HERBERT WEST: LOS AÑOS PERDIDOS (1)

Esta es una nueva majaronada que se me ha ocurrido pra Wattpad, pero comprendo que no todo el mundo tiene la app, por lo que os lo comparto por aquí también.

Espero que lo disfrutéis.

Un saludo.



HERBERT WEST: LOS AÑOS PERDIDOS

PARTE UNO: TIERRA DE NADIE

La noche había sido cruel. Helada, tanto que era imposible conciliar el sueño, aún sin estar de guardia, y no digamos ya los que estaban en los puestos de vigilancia, o en los pozos de francotiradores. Esos se llevaban la peor parte porque, además de vigilar que no se acercara el enemigo, tenían que escuchar los gritos de los heridos que agonizaban lentamente entre el fango, sufriendo dolores espantosos, mientras llamaban a gritos a sus madres, o suplicaban a sus camaradas que les dieran una muerte rápida.

Le decían Pibs, pero su apellido era Pibster, y hasta hacía tres meses no era más que un golfillo de Bristol que se había unido a una banda que se ganaba la vida de cualquiera manera con el pretexto de poner un plato de comida caliente en las mesas de sus casa, pero que lo que en realidad querían, las más de las veces, era vestir como esos ricachones de la City, el faro del mundo moderno.

Su última estupidez había sido robar un cargamento de pistolas destinadas a la policía y a uno de los acuartelamientos de Su Majestad. Lo habían celebrado a base de bien, bebiendo hasta desmayarse, fumando opio en algún tugurio regentado por chinos hasta que no recordaban ni sus propios nombres, o acostándose con alguna fulana que, con un poco de suerte, sólo les pegaría la sífilis o la gonorrea. Al cabo de unas horas, lo mejorcito de Scotland Yard se había plantado en la ciudad, echando abajo las puertas y destrozando hogares, dando patadas y puñetazos a todo lo que se moviera, hasta que les fueron cazando uno por uno.

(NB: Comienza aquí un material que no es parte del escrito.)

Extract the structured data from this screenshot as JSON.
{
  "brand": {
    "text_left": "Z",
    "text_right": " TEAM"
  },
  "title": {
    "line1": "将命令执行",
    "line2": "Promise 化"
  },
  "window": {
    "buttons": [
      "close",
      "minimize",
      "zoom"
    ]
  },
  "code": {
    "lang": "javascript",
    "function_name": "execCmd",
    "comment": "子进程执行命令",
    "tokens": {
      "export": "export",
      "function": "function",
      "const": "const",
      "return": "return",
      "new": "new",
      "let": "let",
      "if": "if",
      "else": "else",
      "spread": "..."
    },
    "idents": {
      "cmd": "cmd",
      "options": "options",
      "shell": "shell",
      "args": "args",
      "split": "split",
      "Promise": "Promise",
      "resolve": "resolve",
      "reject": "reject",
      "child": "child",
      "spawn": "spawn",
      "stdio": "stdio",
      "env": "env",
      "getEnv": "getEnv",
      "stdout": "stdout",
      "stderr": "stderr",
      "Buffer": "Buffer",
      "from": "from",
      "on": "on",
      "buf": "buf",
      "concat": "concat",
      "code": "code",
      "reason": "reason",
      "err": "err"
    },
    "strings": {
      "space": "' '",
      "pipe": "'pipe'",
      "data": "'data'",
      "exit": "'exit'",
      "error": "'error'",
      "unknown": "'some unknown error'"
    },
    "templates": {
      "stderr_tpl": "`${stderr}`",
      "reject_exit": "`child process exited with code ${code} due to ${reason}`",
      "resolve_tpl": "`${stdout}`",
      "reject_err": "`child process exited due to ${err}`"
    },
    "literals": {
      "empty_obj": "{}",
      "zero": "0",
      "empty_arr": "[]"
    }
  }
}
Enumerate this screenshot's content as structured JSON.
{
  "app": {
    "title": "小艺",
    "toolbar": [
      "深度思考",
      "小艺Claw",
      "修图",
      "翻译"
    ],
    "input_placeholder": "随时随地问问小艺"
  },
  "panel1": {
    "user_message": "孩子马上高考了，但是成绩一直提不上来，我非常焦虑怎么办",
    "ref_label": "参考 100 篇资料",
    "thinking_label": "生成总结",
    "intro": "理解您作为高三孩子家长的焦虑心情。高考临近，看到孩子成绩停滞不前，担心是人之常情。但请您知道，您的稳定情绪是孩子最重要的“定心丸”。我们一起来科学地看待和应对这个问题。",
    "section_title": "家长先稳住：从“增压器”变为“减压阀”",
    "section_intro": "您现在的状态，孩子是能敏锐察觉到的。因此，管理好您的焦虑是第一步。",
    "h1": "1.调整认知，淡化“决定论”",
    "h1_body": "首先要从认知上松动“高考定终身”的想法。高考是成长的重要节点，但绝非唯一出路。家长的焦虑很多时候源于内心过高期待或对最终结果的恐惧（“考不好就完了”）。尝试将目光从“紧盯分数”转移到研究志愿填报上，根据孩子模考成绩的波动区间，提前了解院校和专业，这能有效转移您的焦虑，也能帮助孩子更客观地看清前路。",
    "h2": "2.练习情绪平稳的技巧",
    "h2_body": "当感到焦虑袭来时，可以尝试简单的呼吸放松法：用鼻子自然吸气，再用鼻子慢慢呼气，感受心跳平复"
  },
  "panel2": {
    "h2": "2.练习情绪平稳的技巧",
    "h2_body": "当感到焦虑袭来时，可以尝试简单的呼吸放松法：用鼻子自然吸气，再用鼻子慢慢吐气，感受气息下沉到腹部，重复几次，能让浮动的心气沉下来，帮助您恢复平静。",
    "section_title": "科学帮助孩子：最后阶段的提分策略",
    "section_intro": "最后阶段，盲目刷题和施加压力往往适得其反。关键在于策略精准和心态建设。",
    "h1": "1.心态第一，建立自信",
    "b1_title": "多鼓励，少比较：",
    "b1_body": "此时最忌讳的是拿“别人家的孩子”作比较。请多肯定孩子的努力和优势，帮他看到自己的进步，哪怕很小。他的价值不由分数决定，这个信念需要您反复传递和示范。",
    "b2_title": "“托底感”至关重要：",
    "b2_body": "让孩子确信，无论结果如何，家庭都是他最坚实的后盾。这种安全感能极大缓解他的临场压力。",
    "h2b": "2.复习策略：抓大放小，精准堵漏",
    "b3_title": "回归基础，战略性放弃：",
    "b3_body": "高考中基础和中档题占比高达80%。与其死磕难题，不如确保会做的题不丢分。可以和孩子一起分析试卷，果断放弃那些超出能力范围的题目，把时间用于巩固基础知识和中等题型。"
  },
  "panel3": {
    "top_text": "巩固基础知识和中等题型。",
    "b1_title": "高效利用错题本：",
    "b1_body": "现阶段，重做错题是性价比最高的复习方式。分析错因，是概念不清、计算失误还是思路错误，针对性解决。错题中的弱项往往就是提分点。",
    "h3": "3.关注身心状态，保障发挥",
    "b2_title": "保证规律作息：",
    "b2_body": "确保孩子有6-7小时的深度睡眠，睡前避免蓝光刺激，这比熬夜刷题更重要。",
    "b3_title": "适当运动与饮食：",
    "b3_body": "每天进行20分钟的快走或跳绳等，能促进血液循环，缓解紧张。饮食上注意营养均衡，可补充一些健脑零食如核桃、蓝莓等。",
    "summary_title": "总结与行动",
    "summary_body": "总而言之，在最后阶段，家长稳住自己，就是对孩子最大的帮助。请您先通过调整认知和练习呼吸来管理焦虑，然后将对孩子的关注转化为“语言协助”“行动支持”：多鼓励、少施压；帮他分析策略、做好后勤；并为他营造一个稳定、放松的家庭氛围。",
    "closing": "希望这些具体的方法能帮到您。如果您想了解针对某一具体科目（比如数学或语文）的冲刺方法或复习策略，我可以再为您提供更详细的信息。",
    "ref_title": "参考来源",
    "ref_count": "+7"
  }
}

Compareció ante el juez. Tuvo suerte de hacerlo vivo. Algunos de sus compañeros de correrías habían terminado con un tiro en la cabeza, o con el cuerpo cosido a balazos. Tanto daba. Los bobbies no se lo pensaban mucho, y ellos tampoco lo hubieran hecho en caso contrario. Por eso no lo reflexionó demasiado cuando el juez le dio a elegir entre el frete o una cárcel del Imperio. Sabía que, en el frente, tenía más oportunidades de volver con vida que en un pozo negro en el que si no le ataban los irlandeses, lo harán los pakistaníes, los gitanos o cualquier otro que no fuera considerado como digno de lucir las barras de la Union Jack.

Un mes de instrucción, un fusil, un petate, y una manta fue todo lo que le dieron antes de embarcarle rumbo a Europa. Desembarcó en la costa francesa. Siempre había creído que aquello sería más soleado, más hermoso, pero era peor que los suburbios de Bristol. Los bombardeos lo habían reducido todo a cenizas. Avanzaron en camiones hasta que el barro y la artillería se lo impidió, e hicieron a pie el resto del viaje hasta la zanja.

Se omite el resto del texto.